The other battle will be to decide who will be summoned, besides Fernández Díaz. The PDC is counting on Daniel de Alfonso, former director of the Anti-Fraud Office in Catalonia, and José Angel Fuentes, chief inspector, who was supposedly tasked with travelling to Switzerland to pay 1.5 million euros to an informer for specific information regarding the alleged irregular bank accounts of Xavier Trias, former Barcelona mayor, according to the latest reports.

The socialists were the first to register a petition to investigate Fernández Díaz on July 20th, not two weeks after José Manuel Villarejo, Commissioner of Spain’s National Police force, revealed the existence of Operation Catalonia. On August 11, ERC and the PDC joined together in Congress against the Minister and submitted their own request. Now the PSOE has managed to include its proposal in the first ordinary debate of this term, and has reached out to pro-independence parties to debate the two proposals together. But it is as yet unclear as to how the vote will go. Ciudadanos only wants to support the PSOE’s proposal because they believe that that of the Catalan pro-independence parties is an act of "victimism".

Initiative against the referendum

The PP is clinging to denouncing an alliance between the PSOE and pro-independence parties as a way to prevent the commission from getting the green light. On Monday, the PP filed a new proposal in Congress in defense of the unity of Spain, a way of forcing the PSOE to take a stand on the matter at a time when Pedro Sánchez is considering a second confidence vote in parliament to become the new Spanish president. Six months ago the so-called "constitutionalist parties" had already clashed over this topic. At the moment, this proposal --not a bill of law-- is not expected to come up for a vote.

Also moving against Fernández Díaz will be the Senate. The PDC yesterday filed a motion to request the recusal of the Minister, and for the Spanish government to remove him from office due to Operation Catalonia. It is expected, however, that with the PP's absolute majority in the upper chamber the motion will not succeed in next week's vote.
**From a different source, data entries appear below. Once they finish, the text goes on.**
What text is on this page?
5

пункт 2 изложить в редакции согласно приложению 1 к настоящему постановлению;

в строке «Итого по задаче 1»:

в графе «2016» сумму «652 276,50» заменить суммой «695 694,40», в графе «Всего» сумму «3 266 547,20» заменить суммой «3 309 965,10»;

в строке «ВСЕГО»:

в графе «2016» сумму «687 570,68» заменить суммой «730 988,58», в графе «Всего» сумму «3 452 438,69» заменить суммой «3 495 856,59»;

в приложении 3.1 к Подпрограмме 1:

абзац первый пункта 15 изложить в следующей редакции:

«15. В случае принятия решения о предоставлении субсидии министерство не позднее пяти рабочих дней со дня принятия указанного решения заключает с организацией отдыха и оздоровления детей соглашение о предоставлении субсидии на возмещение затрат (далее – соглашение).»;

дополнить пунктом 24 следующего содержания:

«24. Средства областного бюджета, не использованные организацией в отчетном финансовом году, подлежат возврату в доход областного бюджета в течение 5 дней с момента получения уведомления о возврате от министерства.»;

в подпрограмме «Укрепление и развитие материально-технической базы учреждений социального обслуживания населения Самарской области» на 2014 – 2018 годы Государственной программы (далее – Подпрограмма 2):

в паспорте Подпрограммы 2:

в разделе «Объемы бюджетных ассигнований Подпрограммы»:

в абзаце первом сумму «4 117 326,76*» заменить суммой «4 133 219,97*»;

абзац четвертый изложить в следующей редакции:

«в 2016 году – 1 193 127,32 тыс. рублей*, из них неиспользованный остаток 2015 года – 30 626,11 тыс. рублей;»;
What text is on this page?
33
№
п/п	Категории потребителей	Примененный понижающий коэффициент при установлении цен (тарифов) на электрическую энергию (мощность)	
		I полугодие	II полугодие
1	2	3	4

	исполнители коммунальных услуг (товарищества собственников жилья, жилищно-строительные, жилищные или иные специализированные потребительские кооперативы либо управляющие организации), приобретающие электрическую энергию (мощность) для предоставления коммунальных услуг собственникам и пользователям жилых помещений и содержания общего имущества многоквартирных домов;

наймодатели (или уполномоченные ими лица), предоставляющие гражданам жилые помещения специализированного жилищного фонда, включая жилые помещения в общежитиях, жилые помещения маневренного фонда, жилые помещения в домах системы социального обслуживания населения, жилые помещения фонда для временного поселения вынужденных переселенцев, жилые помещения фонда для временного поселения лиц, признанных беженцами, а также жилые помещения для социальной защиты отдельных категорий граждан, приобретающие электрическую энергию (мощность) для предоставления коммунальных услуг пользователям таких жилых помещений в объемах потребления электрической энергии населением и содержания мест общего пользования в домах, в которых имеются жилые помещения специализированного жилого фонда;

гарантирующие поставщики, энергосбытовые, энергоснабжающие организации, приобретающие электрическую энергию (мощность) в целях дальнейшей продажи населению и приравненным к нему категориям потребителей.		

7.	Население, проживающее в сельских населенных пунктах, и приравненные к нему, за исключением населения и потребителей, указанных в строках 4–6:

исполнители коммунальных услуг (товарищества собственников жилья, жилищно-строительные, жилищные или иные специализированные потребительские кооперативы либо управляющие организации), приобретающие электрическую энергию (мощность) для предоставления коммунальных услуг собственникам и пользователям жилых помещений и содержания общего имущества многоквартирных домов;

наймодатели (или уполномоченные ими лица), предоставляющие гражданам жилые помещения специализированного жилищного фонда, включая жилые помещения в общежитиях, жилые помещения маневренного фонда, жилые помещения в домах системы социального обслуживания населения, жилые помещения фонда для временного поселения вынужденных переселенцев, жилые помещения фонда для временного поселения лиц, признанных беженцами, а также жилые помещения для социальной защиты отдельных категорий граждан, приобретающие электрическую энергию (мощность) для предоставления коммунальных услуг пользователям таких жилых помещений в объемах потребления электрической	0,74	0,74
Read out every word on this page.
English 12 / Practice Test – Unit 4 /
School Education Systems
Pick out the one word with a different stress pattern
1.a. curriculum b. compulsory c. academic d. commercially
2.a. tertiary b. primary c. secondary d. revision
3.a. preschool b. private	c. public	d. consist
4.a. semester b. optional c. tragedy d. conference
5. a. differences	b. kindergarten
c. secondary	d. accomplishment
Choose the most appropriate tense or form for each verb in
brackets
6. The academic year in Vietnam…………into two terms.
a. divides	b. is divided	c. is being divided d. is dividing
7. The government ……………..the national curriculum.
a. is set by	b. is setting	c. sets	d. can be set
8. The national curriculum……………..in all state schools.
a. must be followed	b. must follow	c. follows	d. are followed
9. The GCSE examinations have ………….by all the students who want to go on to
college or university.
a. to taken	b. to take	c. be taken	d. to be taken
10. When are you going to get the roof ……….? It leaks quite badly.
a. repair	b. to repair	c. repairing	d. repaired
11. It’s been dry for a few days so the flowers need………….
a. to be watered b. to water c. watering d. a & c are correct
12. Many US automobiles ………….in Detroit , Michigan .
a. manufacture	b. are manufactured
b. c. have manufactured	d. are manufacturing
But it could serve to force Ciudadanos to take a position for or against.

The Minister: "They want to win the civil war forty years later”

Jorge Fernández Díaz believes that it is "simply regrettable" that the first investigative commission in Congress since that of the 11-M bombing in Madrid would be against the Interior Ministry. In Pamplona yesterday, where he was presiding over a ceremony to present the Spanish flag to the Civil Guard, he referred to the accusation of spying on political adversaries to cover for PP corruption as "offensive" to judges, prosecutors, civil guards, and police. At the same event, the Minister warned that "there are those who want to win the Civil War forty, or however many, years later". He said this in response to the decision by the City of Pamplona to exhume the remains of generals Molas and Sanjurjo (General Franco’s associates) from the crypt at the Monument to the Fallen in the Navarre capital.